There are a number of references to other classic films, for example, when Fred resurfaces, now dressed in a tatty overcoat after giving his tuxedo to the flower seller, he is standing on a subway platform and behind him a commuter is battering a cigarette machine before giving up and walking away, a detail that is a nod to a similar shot in Jules Dassin's "The Naked City", though where Dassin captured this almost by accident on a real New York subway platform, here it clearly staged.
Of course the other similarity to Dassin's film is the use of real locations throughout the film, with some sequences shot in sets in a studio, though you would never know it since they blend perfectly into the film.
In addition, commuters can be seen reacting to the actors and film crew as the action plays out around them in much the same way that New Yorkers reacted to Dassin's remarkable film as it was being filmed around them.
The Dassin influence doesn't end there since the plot references his other masterpiece "Rififi", though only in passing, by making Fred a safe-cracker and petty thief and beyond this we know very little about him and he remains an enigma until the very end.
Isabelle Adjani is another actress most associated with 80's European cinema and as with her contemporary Emmanuelle Beart, I missed many of the films that she appeared in during that period and perhaps "Subway" represents her most quintessentially 80's role of middle class, upwardly mobile youth aspiring to be cool by being rebellious and hanging out with those less advantaged in the depths of the Paris Metro, perhaps literally referencing The Jam's "Going Underground".
Fred gathers together a bunch of itinerant musicians who he comes across in the Stygian network of tunnel under the Metro with the aim of launching a pop-group, playing the role of bourgeois entrepreneur and promoter along the lines of a Malcolm McLaren, which again highlights the era's aspirations, though it never quite leans into straight satire.
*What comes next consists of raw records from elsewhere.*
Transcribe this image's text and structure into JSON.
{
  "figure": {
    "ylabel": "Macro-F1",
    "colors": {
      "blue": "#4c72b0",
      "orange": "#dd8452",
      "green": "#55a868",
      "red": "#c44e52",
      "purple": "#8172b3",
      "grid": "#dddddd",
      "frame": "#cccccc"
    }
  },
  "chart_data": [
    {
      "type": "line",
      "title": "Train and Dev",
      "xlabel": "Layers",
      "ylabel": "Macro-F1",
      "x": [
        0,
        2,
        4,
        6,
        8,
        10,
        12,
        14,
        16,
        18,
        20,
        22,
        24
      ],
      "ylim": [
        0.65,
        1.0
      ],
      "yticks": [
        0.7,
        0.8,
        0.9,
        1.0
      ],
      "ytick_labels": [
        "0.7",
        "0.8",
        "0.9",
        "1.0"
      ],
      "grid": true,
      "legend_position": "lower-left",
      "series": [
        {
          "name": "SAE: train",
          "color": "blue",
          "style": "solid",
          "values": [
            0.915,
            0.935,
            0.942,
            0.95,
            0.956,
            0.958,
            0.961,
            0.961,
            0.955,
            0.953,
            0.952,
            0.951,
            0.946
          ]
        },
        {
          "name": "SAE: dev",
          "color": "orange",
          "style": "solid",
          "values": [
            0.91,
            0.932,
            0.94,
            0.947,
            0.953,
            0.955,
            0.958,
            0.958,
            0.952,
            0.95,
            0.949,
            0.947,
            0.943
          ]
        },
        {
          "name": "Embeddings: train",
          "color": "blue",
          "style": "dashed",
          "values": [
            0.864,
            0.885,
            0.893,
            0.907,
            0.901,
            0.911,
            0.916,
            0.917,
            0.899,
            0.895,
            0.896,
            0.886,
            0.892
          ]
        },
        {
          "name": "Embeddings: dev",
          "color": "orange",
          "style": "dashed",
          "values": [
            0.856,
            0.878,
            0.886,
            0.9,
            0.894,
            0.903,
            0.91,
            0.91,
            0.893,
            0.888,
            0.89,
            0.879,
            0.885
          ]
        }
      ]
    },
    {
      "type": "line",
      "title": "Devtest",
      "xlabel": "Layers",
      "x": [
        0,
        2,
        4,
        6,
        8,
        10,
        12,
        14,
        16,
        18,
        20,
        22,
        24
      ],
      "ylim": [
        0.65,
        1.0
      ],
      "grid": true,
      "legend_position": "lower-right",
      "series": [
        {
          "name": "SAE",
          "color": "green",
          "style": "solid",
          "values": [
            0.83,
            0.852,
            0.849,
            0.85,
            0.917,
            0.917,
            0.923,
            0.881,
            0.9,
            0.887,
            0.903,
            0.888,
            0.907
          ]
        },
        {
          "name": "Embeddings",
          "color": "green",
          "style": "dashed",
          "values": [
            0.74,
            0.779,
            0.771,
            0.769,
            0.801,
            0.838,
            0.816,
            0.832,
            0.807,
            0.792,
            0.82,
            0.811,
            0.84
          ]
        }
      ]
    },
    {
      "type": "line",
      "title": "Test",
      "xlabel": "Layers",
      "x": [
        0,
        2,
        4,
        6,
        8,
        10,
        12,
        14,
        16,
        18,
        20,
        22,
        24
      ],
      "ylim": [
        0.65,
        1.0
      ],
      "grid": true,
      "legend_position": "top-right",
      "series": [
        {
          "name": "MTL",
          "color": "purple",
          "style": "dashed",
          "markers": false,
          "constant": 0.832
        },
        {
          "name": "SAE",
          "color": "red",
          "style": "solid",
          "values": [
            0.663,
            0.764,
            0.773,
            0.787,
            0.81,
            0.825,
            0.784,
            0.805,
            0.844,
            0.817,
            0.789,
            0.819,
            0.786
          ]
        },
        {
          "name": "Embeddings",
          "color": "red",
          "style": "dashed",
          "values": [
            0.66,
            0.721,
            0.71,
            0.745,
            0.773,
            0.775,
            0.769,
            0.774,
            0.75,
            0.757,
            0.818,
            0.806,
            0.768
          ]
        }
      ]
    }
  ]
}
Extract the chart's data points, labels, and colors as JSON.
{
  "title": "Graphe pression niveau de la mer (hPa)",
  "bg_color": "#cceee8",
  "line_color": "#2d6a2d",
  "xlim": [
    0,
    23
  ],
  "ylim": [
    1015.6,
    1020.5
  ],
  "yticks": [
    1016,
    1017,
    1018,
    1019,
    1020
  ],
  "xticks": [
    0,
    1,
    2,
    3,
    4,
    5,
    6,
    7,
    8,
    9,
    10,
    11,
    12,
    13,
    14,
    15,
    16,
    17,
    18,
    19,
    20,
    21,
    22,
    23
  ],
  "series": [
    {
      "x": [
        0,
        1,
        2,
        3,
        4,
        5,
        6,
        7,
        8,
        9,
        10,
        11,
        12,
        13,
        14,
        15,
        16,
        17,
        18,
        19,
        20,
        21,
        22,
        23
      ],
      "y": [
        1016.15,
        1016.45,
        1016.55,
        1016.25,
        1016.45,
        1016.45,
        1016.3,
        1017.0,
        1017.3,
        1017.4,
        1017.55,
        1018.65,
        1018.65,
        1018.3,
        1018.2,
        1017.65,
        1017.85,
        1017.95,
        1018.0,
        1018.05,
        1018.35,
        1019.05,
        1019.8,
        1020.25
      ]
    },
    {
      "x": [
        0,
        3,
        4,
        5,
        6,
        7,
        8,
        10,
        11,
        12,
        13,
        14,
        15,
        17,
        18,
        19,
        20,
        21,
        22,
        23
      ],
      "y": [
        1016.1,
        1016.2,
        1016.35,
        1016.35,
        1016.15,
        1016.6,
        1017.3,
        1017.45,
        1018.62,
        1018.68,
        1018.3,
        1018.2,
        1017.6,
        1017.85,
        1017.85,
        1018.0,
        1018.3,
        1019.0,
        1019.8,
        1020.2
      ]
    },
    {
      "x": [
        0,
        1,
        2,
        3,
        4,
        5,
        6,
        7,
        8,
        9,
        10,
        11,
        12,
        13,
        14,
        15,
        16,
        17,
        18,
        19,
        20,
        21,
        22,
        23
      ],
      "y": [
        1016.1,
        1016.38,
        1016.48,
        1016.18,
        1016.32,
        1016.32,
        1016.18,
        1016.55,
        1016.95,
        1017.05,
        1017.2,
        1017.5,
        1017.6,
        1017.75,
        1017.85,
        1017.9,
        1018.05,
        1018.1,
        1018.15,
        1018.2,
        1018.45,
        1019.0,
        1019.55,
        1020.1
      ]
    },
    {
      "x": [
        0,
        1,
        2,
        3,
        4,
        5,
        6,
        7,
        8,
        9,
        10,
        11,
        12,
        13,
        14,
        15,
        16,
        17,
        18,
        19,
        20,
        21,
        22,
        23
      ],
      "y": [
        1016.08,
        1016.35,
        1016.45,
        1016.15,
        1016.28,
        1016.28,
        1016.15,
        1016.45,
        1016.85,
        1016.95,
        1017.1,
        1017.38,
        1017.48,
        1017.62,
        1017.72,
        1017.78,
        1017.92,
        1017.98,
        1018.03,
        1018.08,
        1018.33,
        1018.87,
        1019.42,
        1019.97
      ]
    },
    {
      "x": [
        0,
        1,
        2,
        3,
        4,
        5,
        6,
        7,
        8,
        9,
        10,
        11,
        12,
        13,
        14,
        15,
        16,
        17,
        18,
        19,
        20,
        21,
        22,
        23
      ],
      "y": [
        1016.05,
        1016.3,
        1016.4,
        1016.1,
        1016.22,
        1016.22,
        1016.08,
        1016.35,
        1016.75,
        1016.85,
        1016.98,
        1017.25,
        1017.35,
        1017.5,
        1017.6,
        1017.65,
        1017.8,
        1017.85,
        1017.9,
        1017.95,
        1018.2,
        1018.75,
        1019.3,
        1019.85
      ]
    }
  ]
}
There's a dreamlike quality to Fred's descent into the Metro underworld and the films feels like a patchwork of impressions and influences in much the same way that pop-videos of era were and the end result is a mixture of police procedural, heist movie and a rag-bag of cinematic influences, (one of which is a clear nod to Jean Luc Godards' "À bout de souffle"/ "Breathless") all shot to resemble a moving edition of Vogue magazine circa 1985.
The film's very 80s synth-pop score and song "It's Only Mystery" was provided by a frequent Besson collaborator since his earliest films, Éric Serra, who later went on to score the Bond film "Goldeneye'.
Overall, the film has a superficial quality to it but is worth watching for the details of the Metro underground in the same way that New York became a fascinating backdrop to Jules Dassin's "The Naked City" and its' commercial success paved the way for Luc Besson's later bigger budget and more ambitious films like "The Fifth Element" a decade or so later.